Do Riacho do Bode à imortalidade

Zé Amaro não acendeu a fogueira naquela noite de São João. Saiu em busca da parteira Naninha, ao primeiro gemido de Severina, anunciando a chegada do primogênito. Mas Francisco só chorou às sete da manhã do dia 24 de junho de 1948, no sítio Riacho do Bode, onde seu pai era morador, em São José da Lagoa Tapada, então distrito de Sousa.

Acompanhava o pai, transformado em migrante rural, de lá para cá e de cá para lá, entre fazendas, inclusive de Cajazeiras, terra de sua mãe. Nessas andanças, o menino virou cassaco em obras de emergência na seca de 1958. Não pegou pesado, é verdade, porque aprendera a ler com a mãe. Logo descobriram uma tarefa nobre para ele: ler folhetos de cordel, que homens analfabetos traziam das feiras. O menino agigantou-se diante de ouvidos atentos às histórias rimadas de poetas populares.

Foi seu primeiro contato com a literatura.

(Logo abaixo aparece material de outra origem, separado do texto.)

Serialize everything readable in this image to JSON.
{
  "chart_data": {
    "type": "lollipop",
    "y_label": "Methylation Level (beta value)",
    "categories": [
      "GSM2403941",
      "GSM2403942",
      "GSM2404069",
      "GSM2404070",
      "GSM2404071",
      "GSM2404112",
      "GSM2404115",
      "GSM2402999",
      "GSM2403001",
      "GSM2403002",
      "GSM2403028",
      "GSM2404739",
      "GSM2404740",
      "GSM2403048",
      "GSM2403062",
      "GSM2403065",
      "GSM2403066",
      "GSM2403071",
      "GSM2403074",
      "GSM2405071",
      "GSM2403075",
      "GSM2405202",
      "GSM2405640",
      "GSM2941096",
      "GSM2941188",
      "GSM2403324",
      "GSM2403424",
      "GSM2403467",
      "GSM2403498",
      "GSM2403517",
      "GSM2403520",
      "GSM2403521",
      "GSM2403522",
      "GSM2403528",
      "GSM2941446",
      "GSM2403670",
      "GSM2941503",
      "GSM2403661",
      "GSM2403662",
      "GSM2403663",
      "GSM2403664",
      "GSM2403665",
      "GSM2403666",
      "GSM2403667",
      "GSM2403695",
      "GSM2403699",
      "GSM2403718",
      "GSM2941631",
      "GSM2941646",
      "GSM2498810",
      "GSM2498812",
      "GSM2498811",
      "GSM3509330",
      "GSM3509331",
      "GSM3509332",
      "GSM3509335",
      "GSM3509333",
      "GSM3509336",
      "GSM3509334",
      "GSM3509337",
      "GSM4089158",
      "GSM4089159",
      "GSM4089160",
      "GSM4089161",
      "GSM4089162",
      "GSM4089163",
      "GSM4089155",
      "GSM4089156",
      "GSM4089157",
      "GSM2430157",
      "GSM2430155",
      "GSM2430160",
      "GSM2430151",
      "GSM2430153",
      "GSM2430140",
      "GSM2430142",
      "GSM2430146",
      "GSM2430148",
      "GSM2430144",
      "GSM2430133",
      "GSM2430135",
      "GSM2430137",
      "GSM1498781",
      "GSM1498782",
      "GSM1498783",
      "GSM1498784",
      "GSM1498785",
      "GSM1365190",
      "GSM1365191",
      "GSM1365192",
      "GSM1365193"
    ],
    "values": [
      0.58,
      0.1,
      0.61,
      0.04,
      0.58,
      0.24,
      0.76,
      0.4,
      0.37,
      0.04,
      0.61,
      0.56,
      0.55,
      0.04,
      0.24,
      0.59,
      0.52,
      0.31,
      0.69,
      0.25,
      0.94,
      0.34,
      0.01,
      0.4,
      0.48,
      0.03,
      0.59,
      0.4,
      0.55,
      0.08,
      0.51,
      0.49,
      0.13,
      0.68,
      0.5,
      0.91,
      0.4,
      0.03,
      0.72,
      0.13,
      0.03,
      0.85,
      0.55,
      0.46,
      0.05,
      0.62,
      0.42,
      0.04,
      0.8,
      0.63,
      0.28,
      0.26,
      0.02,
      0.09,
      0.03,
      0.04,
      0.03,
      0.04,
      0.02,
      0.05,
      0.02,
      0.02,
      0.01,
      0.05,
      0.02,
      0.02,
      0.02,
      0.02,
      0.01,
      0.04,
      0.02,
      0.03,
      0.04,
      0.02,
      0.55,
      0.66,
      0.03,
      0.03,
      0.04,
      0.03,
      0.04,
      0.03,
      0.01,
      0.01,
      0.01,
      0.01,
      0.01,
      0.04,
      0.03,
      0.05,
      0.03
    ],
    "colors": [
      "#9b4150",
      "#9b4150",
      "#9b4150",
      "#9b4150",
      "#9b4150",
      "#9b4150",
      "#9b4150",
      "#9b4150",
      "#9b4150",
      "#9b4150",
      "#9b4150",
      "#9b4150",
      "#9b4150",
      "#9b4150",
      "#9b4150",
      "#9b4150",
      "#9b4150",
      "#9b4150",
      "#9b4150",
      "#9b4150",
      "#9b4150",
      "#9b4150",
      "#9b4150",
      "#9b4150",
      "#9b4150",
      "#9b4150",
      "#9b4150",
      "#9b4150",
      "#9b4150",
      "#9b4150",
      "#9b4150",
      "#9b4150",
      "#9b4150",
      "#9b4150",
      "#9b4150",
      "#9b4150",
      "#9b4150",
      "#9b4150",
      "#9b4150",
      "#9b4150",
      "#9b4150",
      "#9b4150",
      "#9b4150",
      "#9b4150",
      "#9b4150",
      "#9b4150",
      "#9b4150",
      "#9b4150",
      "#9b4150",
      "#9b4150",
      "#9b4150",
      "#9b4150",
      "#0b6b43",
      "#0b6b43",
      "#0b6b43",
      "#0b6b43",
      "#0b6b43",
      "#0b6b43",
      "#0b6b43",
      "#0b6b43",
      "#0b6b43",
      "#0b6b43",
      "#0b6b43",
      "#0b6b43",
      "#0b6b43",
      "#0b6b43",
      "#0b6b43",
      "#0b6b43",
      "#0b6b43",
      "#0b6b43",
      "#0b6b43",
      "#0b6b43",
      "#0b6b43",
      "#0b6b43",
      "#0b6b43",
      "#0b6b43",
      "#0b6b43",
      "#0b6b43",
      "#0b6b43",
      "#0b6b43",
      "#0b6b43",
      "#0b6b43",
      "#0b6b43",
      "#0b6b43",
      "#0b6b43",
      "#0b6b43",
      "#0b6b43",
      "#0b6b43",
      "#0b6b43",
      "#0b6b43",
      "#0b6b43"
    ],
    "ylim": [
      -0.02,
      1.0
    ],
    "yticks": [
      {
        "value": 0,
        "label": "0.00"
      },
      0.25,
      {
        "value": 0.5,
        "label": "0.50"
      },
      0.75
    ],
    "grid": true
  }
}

Mais tarde, teve que negociar com o pai sua ida à escola, quando já morava no sítio Caieiras, do major Lucas Moreira, patrão e pai de criação de sua mãe. Vou de manhã, pai, mas à tarde faço o serviço na roça. Assim foi estudar na cidade junto com seu irmão Bosco Amaro. Quase uma légua a vencer na ida e na volta. Daí para frente, viveu agruras e peripécias, narradas em 29 pequenos capítulos do livro As pedras do meu caminho: reminiscências, (Cajazeiras: Arribaçã, 2022), 278 páginas, incluindo Anexos com textos do professor, vereador, historiador Francisco das Chagas Amaro da Silva.

Leio como quem escuta o radialista conversar ao microfone, emendando um caso n’outro, dando topada, afastando pedras. Para isso, encontrou gente amiga, que lhe permitiu estudar e trabalhar. Os padres Vicente Freitas e Luiz Gualberto foram fundamentais, tal qual a Faculdade, criada em Cajazeiras em 1969. Chagas teve sorte e azares. O azar maior se deu quando cursava o mestrado no Rio. Após vira-e-mexe, o americano, seu orientador, retorna aos Estados Unidos, deixando ao “deus-dará” o jovem professor sertanejo.

De amores, Chagas fala pouco.

Ele atribui à rigidez do pai sua timidez enraizada. Até mesmo da vizinha de sítio, que lhe encantou, Chagas diz um quase nada. Apaixonou-se quando a menina-moça Maria Cartaxo era sua aluna no Diocesano. Hoje, o casal exibe com justo orgulho seus três filhos: Vládia, Bruno e Lorena, que já lhe deram dois netos.

A Academia Cajazeirense de Artes e Letras não figura nas reminiscências, mas à página 270 Maria brilha na foto, vaidosa por saber que, sendo esposa de imortal, nunca ficará viúva!